在众多储能器件中,锂离子电池可提供最高的能量密度,且具有电压稳定、自放电小、寿命长和无记忆效应等优点,广泛应用于航空航天、便携设备、电动工具等方面。锂离子电池的能量密度可以达到150Wh kg-1,仍然无法满足现代社会对能源持续增长的需求,究其原因,根本的挑战在于电池的正极和负极材料比容量的限制。目前,锂离子电池正极材料主要采用过渡金属氧化物或磷酸盐,负极主要采用石墨,由于这些材料的反应原理是脱嵌反应,正极材料比容量约为150–200mAh g-1,负极石墨的比容量约为370mAhg-1,限制了锂离子电池的容量和能量密度,即使优化技术,其能量密度最大可以提升30%,远远无法满足电动汽车800km的续航能力。同时,能量密度的提升增加了锂离子电池的安全风险。为了保证电池的安全性,能量密度偏低、但安全性高的磷酸铁锂电池成为主要的动力电池。Among many energy storage devices, lithium-ion batteries provide the highest energy density, and have the advantages of voltage stability, small self-discharge, long life and no memory effect. They are widely used in aerospace, portable equipment, power tools and so on. The energy density of lithium-ion batteries can reach 150Wh kg -1 , which still cannot meet the needs of modern society for the continuous growth of energy. The fundamental challenge is the limitation of the specific capacity of the positive and negative materials of the battery.

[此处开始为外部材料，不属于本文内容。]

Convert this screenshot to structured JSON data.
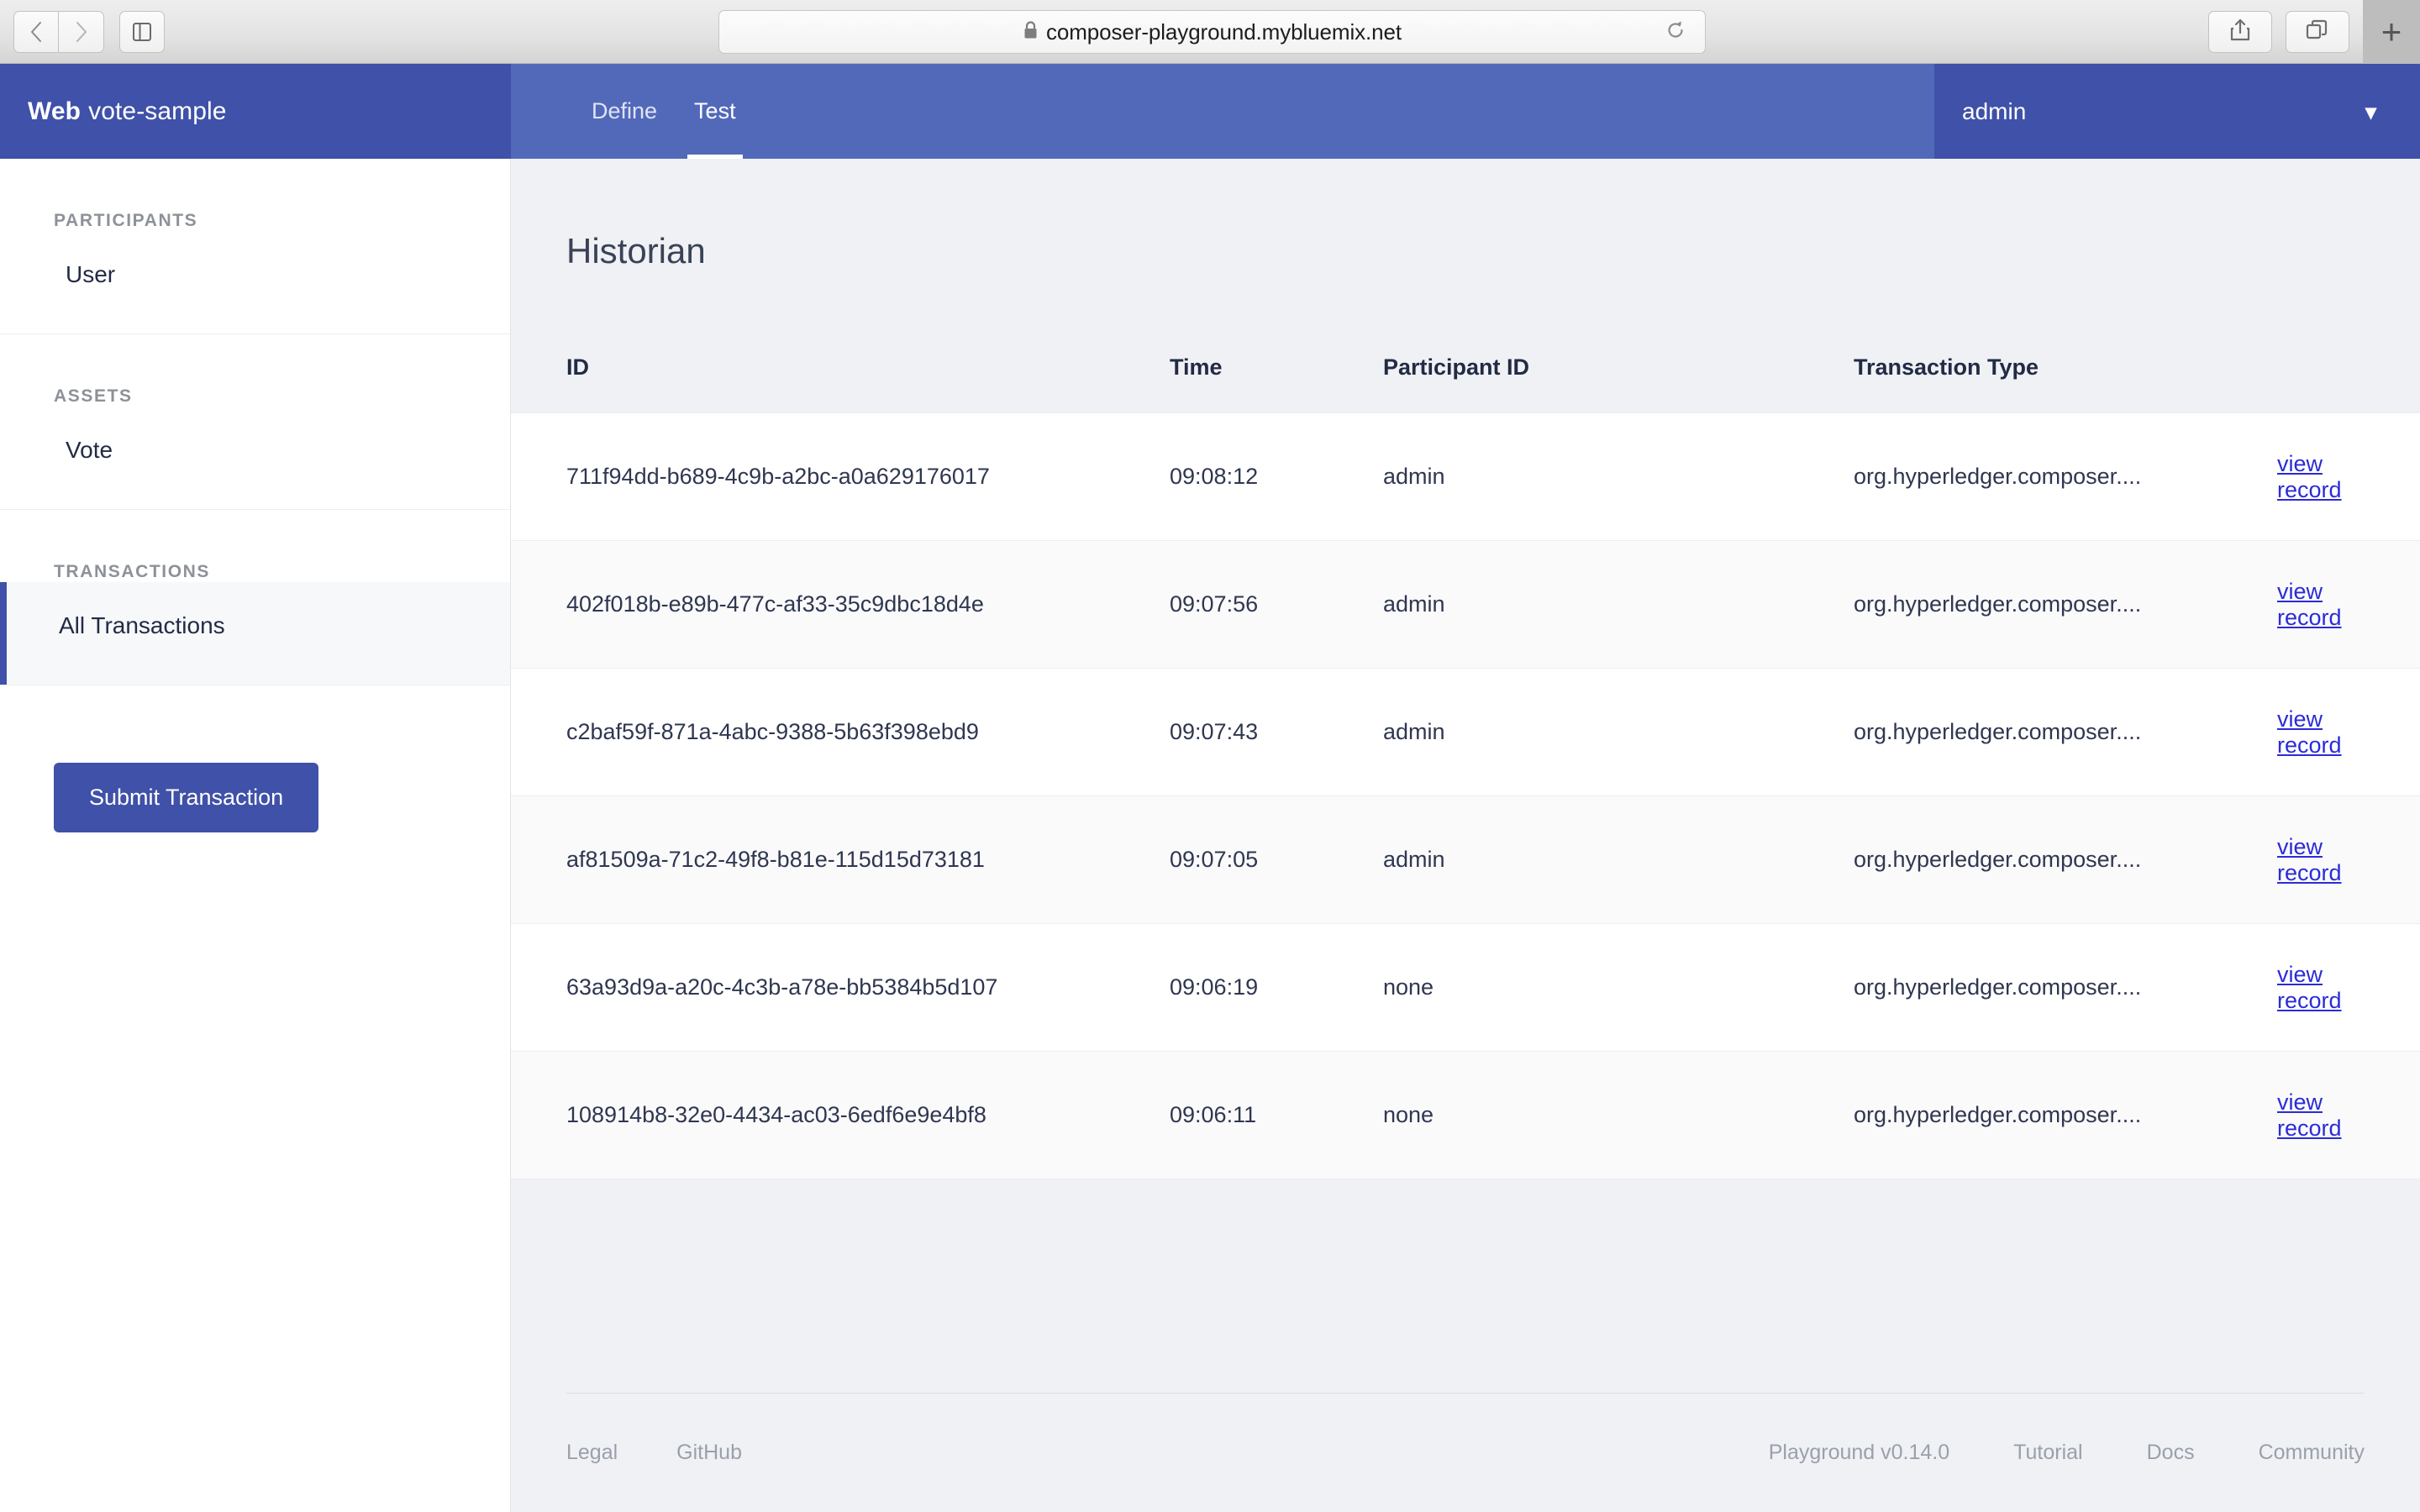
{
  "browser": {
    "url": "composer-playground.mybluemix.net",
    "lock_icon": "lock-icon",
    "back_icon": "back-chevron-icon",
    "forward_icon": "forward-chevron-icon",
    "sidebar_toggle_icon": "sidebar-toggle-icon",
    "reload_icon": "reload-icon",
    "share_icon": "share-icon",
    "tabs_icon": "show-tabs-icon",
    "newtab_label": "+"
  },
  "header": {
    "brand_bold": "Web",
    "brand_light": "vote-sample",
    "tabs": [
      {
        "label": "Define",
        "active": false
      },
      {
        "label": "Test",
        "active": true
      }
    ],
    "user": "admin",
    "chevron_icon": "chevron-down-icon"
  },
  "sidebar": {
    "groups": [
      {
        "heading": "PARTICIPANTS",
        "items": [
          {
            "label": "User",
            "selected": false
          }
        ]
      },
      {
        "heading": "ASSETS",
        "items": [
          {
            "label": "Vote",
            "selected": false
          }
        ]
      },
      {
        "heading": "TRANSACTIONS",
        "items": [
          {
            "label": "All Transactions",
            "selected": true
          }
        ]
      }
    ],
    "submit_label": "Submit Transaction"
  },
  "main": {
    "title": "Historian",
    "columns": {
      "id": "ID",
      "time": "Time",
      "participant": "Participant ID",
      "type": "Transaction Type",
      "action": ""
    },
    "rows": [
      {
        "id": "711f94dd-b689-4c9b-a2bc-a0a629176017",
        "time": "09:08:12",
        "participant": "admin",
        "type": "org.hyperledger.composer....",
        "link": "view record"
      },
      {
        "id": "402f018b-e89b-477c-af33-35c9dbc18d4e",
        "time": "09:07:56",
        "participant": "admin",
        "type": "org.hyperledger.composer....",
        "link": "view record"
      },
      {
        "id": "c2baf59f-871a-4abc-9388-5b63f398ebd9",
        "time": "09:07:43",
        "participant": "admin",
        "type": "org.hyperledger.composer....",
        "link": "view record"
      },
      {
        "id": "af81509a-71c2-49f8-b81e-115d15d73181",
        "time": "09:07:05",
        "participant": "admin",
        "type": "org.hyperledger.composer....",
        "link": "view record"
      },
      {
        "id": "63a93d9a-a20c-4c3b-a78e-bb5384b5d107",
        "time": "09:06:19",
        "participant": "none",
        "type": "org.hyperledger.composer....",
        "link": "view record"
      },
      {
        "id": "108914b8-32e0-4434-ac03-6edf6e9e4bf8",
        "time": "09:06:11",
        "participant": "none",
        "type": "org.hyperledger.composer....",
        "link": "view record"
      }
    ]
  },
  "footer": {
    "left": [
      "Legal",
      "GitHub"
    ],
    "version": "Playground v0.14.0",
    "right": [
      "Tutorial",
      "Docs",
      "Community"
    ]
  },
  "colors": {
    "brand_dark": "#3f51a8",
    "brand": "#5269ba",
    "page_bg": "#eff1f5",
    "link": "#2b2bd8"
  }
}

At present, the positive electrode material of lithium ion battery mainly uses transition metal oxide or phosphate, and the negative electrode mainly uses graphite. Since the reaction principle of these materials is deintercalation reaction, the specific capacity of positive electrode material is about 150-200 mAh g -1 , and the ratio of negative electrode graphite The capacity is about 370mAhg -1 , which limits the capacity and energy density of lithium-ion batteries. Even with optimized technology, its energy density can be increased by up to 30%, which is far from meeting the 800km battery life of electric vehicles. At the same time, the increase in energy density increases the safety risk of lithium-ion batteries. In order to ensure the safety of the battery, a lithium iron phosphate battery having a low energy density but high safety has become a main power battery.

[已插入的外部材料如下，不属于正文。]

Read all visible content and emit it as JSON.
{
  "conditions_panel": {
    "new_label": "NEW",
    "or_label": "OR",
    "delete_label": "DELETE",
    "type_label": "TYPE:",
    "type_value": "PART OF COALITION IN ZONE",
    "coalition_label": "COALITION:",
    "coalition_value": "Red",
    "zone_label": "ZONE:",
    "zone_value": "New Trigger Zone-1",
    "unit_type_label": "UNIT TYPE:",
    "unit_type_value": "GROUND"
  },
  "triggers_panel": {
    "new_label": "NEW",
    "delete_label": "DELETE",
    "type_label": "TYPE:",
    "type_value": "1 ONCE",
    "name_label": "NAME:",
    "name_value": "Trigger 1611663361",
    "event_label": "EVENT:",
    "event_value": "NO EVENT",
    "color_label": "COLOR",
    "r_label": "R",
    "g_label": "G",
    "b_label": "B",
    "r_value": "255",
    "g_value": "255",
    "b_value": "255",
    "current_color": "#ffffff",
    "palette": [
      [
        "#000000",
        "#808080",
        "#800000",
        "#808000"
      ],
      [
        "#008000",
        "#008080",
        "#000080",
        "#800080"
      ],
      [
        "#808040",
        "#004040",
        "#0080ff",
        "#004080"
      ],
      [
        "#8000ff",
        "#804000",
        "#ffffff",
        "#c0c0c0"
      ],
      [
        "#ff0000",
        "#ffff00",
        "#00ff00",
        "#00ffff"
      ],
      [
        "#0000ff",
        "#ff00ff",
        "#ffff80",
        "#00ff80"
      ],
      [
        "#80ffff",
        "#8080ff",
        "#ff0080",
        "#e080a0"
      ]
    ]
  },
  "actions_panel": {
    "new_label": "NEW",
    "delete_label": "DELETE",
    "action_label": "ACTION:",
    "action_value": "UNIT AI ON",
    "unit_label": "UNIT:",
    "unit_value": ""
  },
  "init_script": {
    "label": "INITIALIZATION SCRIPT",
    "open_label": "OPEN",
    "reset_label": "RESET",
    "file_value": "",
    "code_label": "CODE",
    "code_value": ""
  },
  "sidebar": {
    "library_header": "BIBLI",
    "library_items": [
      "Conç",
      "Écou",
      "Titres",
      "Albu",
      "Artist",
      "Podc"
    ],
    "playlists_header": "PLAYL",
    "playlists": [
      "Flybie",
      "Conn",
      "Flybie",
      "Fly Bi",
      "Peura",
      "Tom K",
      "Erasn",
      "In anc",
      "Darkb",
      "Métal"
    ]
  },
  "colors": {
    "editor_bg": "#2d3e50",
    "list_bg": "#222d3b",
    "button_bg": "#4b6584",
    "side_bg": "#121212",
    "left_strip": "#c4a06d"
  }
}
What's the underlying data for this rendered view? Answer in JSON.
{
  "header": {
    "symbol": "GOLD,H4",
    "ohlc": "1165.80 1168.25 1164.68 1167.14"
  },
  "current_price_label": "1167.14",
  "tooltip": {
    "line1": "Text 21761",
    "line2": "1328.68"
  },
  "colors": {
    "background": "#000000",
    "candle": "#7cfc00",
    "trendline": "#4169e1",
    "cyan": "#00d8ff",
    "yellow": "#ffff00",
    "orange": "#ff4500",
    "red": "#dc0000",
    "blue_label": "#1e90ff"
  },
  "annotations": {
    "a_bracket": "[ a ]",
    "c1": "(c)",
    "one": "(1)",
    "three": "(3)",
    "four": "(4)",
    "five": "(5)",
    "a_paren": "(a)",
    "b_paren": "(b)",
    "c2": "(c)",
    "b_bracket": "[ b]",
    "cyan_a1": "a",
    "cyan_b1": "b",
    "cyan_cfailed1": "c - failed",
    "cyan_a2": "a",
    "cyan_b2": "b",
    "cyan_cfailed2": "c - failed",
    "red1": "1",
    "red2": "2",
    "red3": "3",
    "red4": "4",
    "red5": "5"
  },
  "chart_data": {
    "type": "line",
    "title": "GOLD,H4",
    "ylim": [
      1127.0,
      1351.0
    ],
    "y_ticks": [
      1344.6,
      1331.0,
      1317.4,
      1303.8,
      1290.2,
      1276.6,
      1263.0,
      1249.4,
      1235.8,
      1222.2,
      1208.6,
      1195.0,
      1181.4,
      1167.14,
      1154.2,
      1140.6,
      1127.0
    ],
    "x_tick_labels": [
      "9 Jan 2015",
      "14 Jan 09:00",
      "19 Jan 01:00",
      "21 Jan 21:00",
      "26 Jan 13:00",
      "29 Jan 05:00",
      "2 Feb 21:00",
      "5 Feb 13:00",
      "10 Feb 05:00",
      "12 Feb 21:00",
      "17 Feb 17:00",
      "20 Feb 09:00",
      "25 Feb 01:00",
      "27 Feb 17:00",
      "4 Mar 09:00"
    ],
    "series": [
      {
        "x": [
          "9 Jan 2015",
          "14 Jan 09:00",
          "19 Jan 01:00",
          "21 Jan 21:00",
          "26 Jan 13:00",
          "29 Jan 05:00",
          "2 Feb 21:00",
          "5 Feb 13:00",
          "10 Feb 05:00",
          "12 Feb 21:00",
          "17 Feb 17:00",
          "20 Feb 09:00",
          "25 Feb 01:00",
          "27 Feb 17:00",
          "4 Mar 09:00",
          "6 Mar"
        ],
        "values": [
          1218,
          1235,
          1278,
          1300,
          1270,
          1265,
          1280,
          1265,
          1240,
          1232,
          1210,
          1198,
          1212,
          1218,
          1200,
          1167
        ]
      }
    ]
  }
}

为了满足持续发展的电动汽车、智能电网等对能量密度的需求,人们开 In order to meet the demand for energy density in the continuous development of electric vehicles, smart grids, etc.

Claims (1)

  1. 始开发新型电化学体系的电池。基于转换反应且能与更多离子和电子反应的电极材料成为很好的选择。近来,锂–空气和锂硫电池因其能量密度高(分别为3500Wh kg-1和2500Wh kg-1)得到广泛关注,成为新型电化学体系电池的代表。锂–空气电池的负极为锂金属,正极从环境中吸收氧气,在空气电极内部氧化还原。然而,由于锂–空气电池关键组件的技术尚未突破,使得其可充电性能及循环性能面临着巨大挑战。与锂–空气电池相比,正极和负极材料分别为单质硫和金属锂的锂硫电池所面临的挑战则要小一些,被认为更容易实用化。其理论能量密度可达2600Wh kg-1,约为目前商业化电池的5倍,正极和负极材料的理论比容量分别为1672mAh g-1和3860mAh g-1,单质硫的高容量基于单质硫的转化反应,一个硫原子可以与两个锂原子反应生成Li2S。单质硫不仅理论比容量高,而且储量丰富,环境友好,成本低。Started to develop batteries for new electrochemical systems. Electrode materials based on conversion reactions and capable of reacting with more ions and electrons are a good choice. Recently, lithium-air and lithium-sulfur batteries have attracted wide attention due to their high energy density (3500Wh kg -1 and 2500Wh kg -1 , respectively ), and have become representative of new electrochemical system batteries. The negative electrode of the lithium-air battery is lithium metal, and the positive electrode absorbs oxygen from the environment and is redoxed inside the air electrode. However, due to the breakthrough of the technology of the key components of the lithium-air battery, its chargeability and cycle performance are facing enormous challenges. Compared with lithium-air batteries, lithium-sulfur batteries with positive and negative materials, which are elemental sulfur and lithium metal, are less challenging and are considered to be easier to use. Its theoretical energy density can reach 2600Wh kg -1 , which is about 5 times that of current commercial batteries. The theoretical specific capacities of positive and negative materials are 1672mAh g -1 and 3860mAh g -1 respectively . The high capacity of elemental sulfur is based on elemental sulfur. In the conversion reaction, a sulfur atom can react with two lithium atoms to form Li 2 S. Elemental sulfur is not only theoretically high in specific capacity, but also rich in reserves, environmentally friendly, and low in cost.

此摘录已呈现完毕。